Up until this point I have maintained a very sharp edge on the neck at the binding. I will now go over the edge with 400 grit and up; in between and around the end of each fret to produce a chamfer on the binding. This final shaping of the neck brings the dressed fret ends right to the edge and the neck has a nice broken in feel.

Leveling the frets at this point is pretty easy. My necks are nice and flat, and the extra care in fretting pays off. Instead of just filing down all the tops of the frets in one swoop, I work up and down the neck with a straight edge looking for high spots. It takes a bit longer than leveling with a stone, but it's not so messy, and not much material needs to be removed anyway.By lining with 200 grit, the same caul that I use to press the frets in, I can remove the tiniest amount of material from a single fret while maintaining the crown. Once they all check out, I line the caul with 400, 600, and then 1000 grit paper and polish the frets one by one. All the while checking against the rule. This is, once again, painstaking and tedious work. When you find a high spot at the finer grits you have to stop and repaper the caul and take that fret all the way out again.

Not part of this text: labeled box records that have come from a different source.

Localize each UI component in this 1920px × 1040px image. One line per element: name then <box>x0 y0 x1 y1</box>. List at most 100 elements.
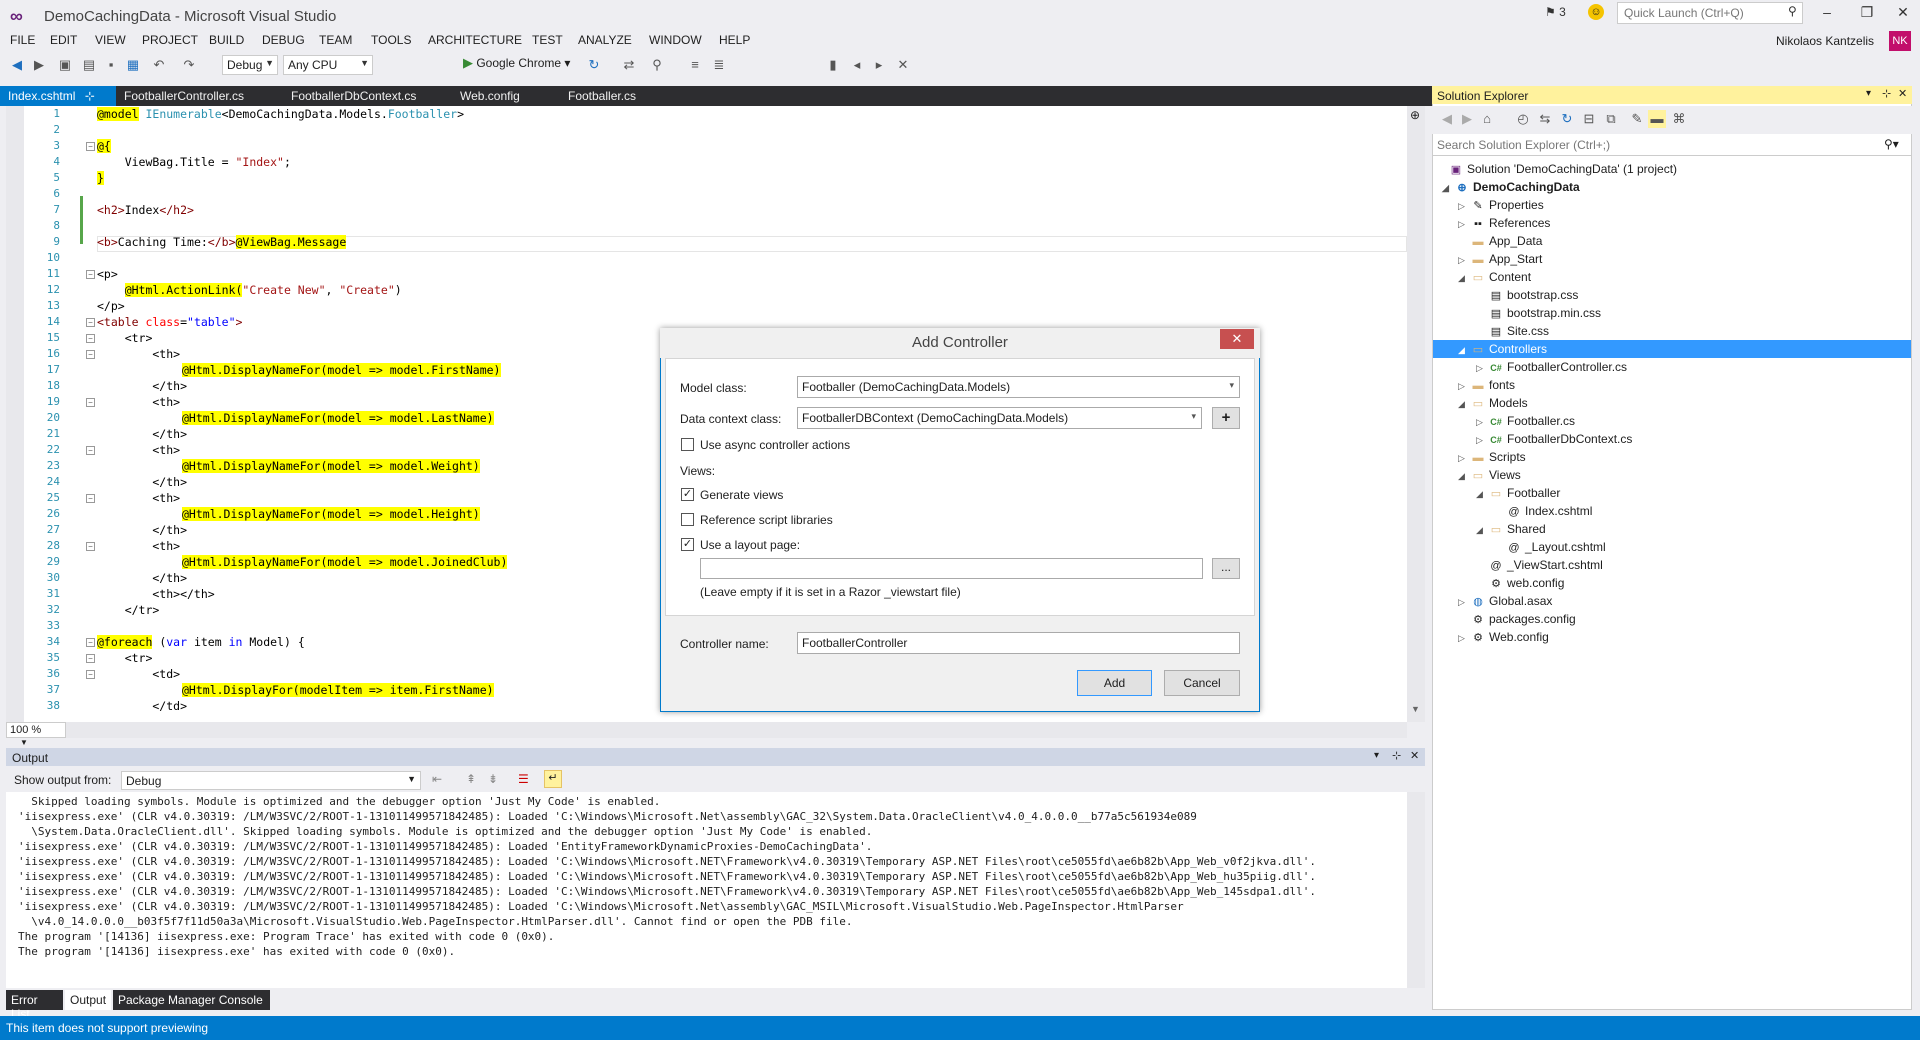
tab-output[interactable]: Output <box>65 990 111 1010</box>
editor-horizontal-scrollbar[interactable] <box>66 722 1407 738</box>
search-icon[interactable]: ⚲ <box>1788 4 1797 18</box>
tree-node-solution[interactable]: ▣ Solution 'DemoCachingData' (1 project) <box>1436 160 1677 178</box>
save-all-icon[interactable]: ▦ <box>124 56 142 74</box>
notifications-flag-icon[interactable]: ⚑ 3 <box>1545 5 1566 19</box>
uncomment-icon[interactable]: ≣ <box>710 56 728 74</box>
home-icon[interactable]: ⌂ <box>1478 110 1496 128</box>
collapse-icon[interactable]: − <box>86 638 95 647</box>
editor-vertical-scrollbar[interactable] <box>1407 106 1425 722</box>
bookmark-icon[interactable]: ▮ <box>824 56 842 74</box>
zoom-dropdown[interactable]: 100 % ▼ <box>6 722 66 747</box>
tree-node-references[interactable]: ▷ ▪▪ References <box>1458 214 1550 232</box>
solution-config-dropdown[interactable]: Debug ▼ <box>222 55 278 75</box>
collapse-icon[interactable]: − <box>86 334 95 343</box>
browse-layout-button[interactable]: ... <box>1212 558 1240 579</box>
layout-page-input[interactable] <box>700 558 1203 579</box>
tree-node-content[interactable]: ◢ ▭ Content <box>1458 268 1531 286</box>
tree-node-fonts[interactable]: ▷ ▬ fonts <box>1458 376 1515 394</box>
tab-index-cshtml[interactable]: Index.cshtml ⊹ ✕ <box>0 86 116 117</box>
forward-icon[interactable]: ▶ <box>30 56 48 74</box>
sync-icon[interactable]: ⇆ <box>1536 110 1554 128</box>
split-window-icon[interactable]: ⊕ <box>1410 108 1420 122</box>
comment-icon[interactable]: ≡ <box>686 56 704 74</box>
menu-edit[interactable]: EDIT <box>50 33 77 47</box>
close-icon[interactable]: ✕ <box>1410 749 1419 762</box>
minimize-button[interactable]: – <box>1812 4 1842 24</box>
menu-help[interactable]: HELP <box>719 33 750 47</box>
dropdown-icon[interactable]: ▾ <box>1374 750 1379 761</box>
collapse-icon[interactable]: − <box>86 142 95 151</box>
prev-bookmark-icon[interactable]: ◂ <box>848 56 866 74</box>
clear-bookmarks-icon[interactable]: ✕ <box>894 56 912 74</box>
redo-icon[interactable]: ↷ <box>180 56 198 74</box>
next-bookmark-icon[interactable]: ▸ <box>870 56 888 74</box>
tree-node-web-config[interactable]: ▷ ⚙ Web.config <box>1458 628 1549 646</box>
tree-node-bootstrap-min-css[interactable]: ▤ bootstrap.min.css <box>1476 304 1601 322</box>
back-icon[interactable]: ◀ <box>1438 110 1456 128</box>
tree-node-scripts[interactable]: ▷ ▬ Scripts <box>1458 448 1526 466</box>
solution-platform-dropdown[interactable]: Any CPU ▼ <box>283 55 373 75</box>
tree-node-footballer-dbcontext[interactable]: ▷ C# FootballerDbContext.cs <box>1476 430 1632 448</box>
user-name[interactable]: Nikolaos Kantzelis <box>1776 34 1874 48</box>
browser-link-icon[interactable]: ⇄ <box>620 56 638 74</box>
menu-project[interactable]: PROJECT <box>142 33 198 47</box>
collapse-icon[interactable]: − <box>86 270 95 279</box>
next-message-icon[interactable]: ⇟ <box>488 772 498 786</box>
show-output-from-dropdown[interactable]: Debug ▼ <box>121 771 421 790</box>
pending-changes-icon[interactable]: ◴ <box>1514 110 1532 128</box>
collapse-icon[interactable]: − <box>86 542 95 551</box>
tree-node-shared[interactable]: ◢ ▭ Shared <box>1476 520 1546 538</box>
show-all-files-icon[interactable]: ⧉ <box>1602 110 1620 128</box>
clear-all-icon[interactable]: ☰ <box>518 772 529 786</box>
tab-footballer-dbcontext[interactable]: FootballerDbContext.cs <box>283 86 424 106</box>
menu-build[interactable]: BUILD <box>209 33 244 47</box>
collapse-all-icon[interactable]: ⊟ <box>1580 110 1598 128</box>
tree-node-models[interactable]: ◢ ▭ Models <box>1458 394 1528 412</box>
search-icon[interactable]: ⚲▾ <box>1884 137 1899 151</box>
tree-node-app-data[interactable]: ▬ App_Data <box>1458 232 1543 250</box>
tree-node-views-footballer[interactable]: ◢ ▭ Footballer <box>1476 484 1560 502</box>
refresh-icon[interactable]: ↻ <box>1558 110 1576 128</box>
menu-debug[interactable]: DEBUG <box>262 33 305 47</box>
tree-node-controllers[interactable]: ◢ ▭ Controllers <box>1433 340 1911 358</box>
forward-icon[interactable]: ▶ <box>1458 110 1476 128</box>
add-data-context-button[interactable]: + <box>1212 407 1240 429</box>
menu-file[interactable]: FILE <box>10 33 35 47</box>
user-avatar[interactable]: NK <box>1889 31 1911 51</box>
layout-page-checkbox[interactable]: ✓ <box>681 538 694 551</box>
async-actions-checkbox[interactable] <box>681 438 694 451</box>
collapse-icon[interactable]: − <box>86 670 95 679</box>
tree-node-packages-config[interactable]: ⚙ packages.config <box>1458 610 1576 628</box>
tab-footballer-controller[interactable]: FootballerController.cs <box>116 86 252 106</box>
tree-node-properties[interactable]: ▷ ✎ Properties <box>1458 196 1544 214</box>
collapse-icon[interactable]: − <box>86 494 95 503</box>
tree-node-site-css[interactable]: ▤ Site.css <box>1476 322 1549 340</box>
add-button[interactable]: Add <box>1077 670 1152 696</box>
collapse-icon[interactable]: − <box>86 318 95 327</box>
tab-web-config[interactable]: Web.config <box>452 86 528 106</box>
data-context-class-dropdown[interactable]: FootballerDBContext (DemoCachingData.Mod… <box>797 407 1202 429</box>
generate-views-checkbox[interactable]: ✓ <box>681 488 694 501</box>
collapse-icon[interactable]: − <box>86 398 95 407</box>
dialog-close-button[interactable]: ✕ <box>1220 329 1254 349</box>
menu-architecture[interactable]: ARCHITECTURE <box>428 33 522 47</box>
tree-node-footballer-controller[interactable]: ▷ C# FootballerController.cs <box>1476 358 1627 376</box>
menu-tools[interactable]: TOOLS <box>371 33 411 47</box>
properties-wrench-icon[interactable]: ✎ <box>1628 110 1646 128</box>
reference-scripts-checkbox[interactable] <box>681 513 694 526</box>
collapse-icon[interactable]: − <box>86 350 95 359</box>
back-icon[interactable]: ◀ <box>8 56 26 74</box>
class-diagram-icon[interactable]: ⌘ <box>1670 110 1688 128</box>
find-message-icon[interactable]: ⇤ <box>432 772 442 786</box>
menu-window[interactable]: WINDOW <box>649 33 702 47</box>
tree-node-viewstart-cshtml[interactable]: @ _ViewStart.cshtml <box>1476 556 1602 574</box>
solution-explorer-search-input[interactable]: Search Solution Explorer (Ctrl+;) <box>1433 134 1911 156</box>
tab-footballer-cs[interactable]: Footballer.cs <box>560 86 644 106</box>
dropdown-icon[interactable]: ▾ <box>1866 88 1871 99</box>
tab-error-list[interactable]: Error List <box>6 990 63 1021</box>
menu-view[interactable]: VIEW <box>95 33 126 47</box>
tree-node-bootstrap-css[interactable]: ▤ bootstrap.css <box>1476 286 1579 304</box>
tree-node-views[interactable]: ◢ ▭ Views <box>1458 466 1521 484</box>
tree-node-views-web-config[interactable]: ⚙ web.config <box>1476 574 1564 592</box>
model-class-dropdown[interactable]: Footballer (DemoCachingData.Models) ▾ <box>797 376 1240 398</box>
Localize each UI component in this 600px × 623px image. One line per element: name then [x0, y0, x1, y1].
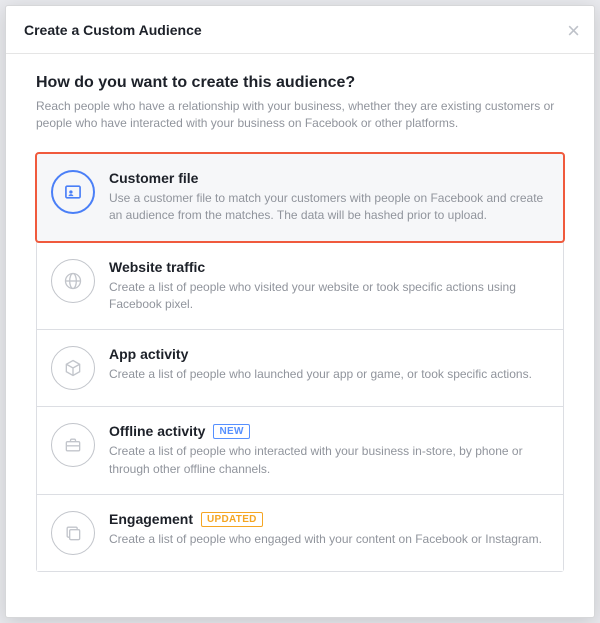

Once the frets are dressed completely they get a final polishing. Now you may have noticed that I do things my own way. No exception here. I've seen all kinds of gadgets and mess making devices to polish up the frets, but none of them compare to what I have come up with. Check this out.

The day before polishing I smear some white rubbing compound on a piece of wood. It is allowed to dry. Using a wooden caul, shaped with a chainsaw file, I scrape some of the now powdery compound into the groove.The groove is blackened and smooth from previous polishings and the soft cherry is worn to the shape of the fret crown. Using a flat file, I continuously maintain the edges to just touch the tape on either side of a fret.With the frets taped off the caul is vigorously rubbed back and forth, initially scraping up the powdered compound as you go. Pressing very hard the compound impregnated wood polishes the frets to a high gloss. Rounding over the edges the fret ends get polished as well. The trick is to scrape off a little fresh powder for each fret. As the polish blackens it also gets finer and looses it's 'grit.' Starting fresh each time is the most effective.

Once the fret are polished the fingerboard is oiled a final time and allowed to dry. The shellac is then buffed out with the rubber eliminating any scratches and sealing up the chamfered edge of the binding. Drilling for the screws that secure the tuning machines and truss rod covers is all that remains.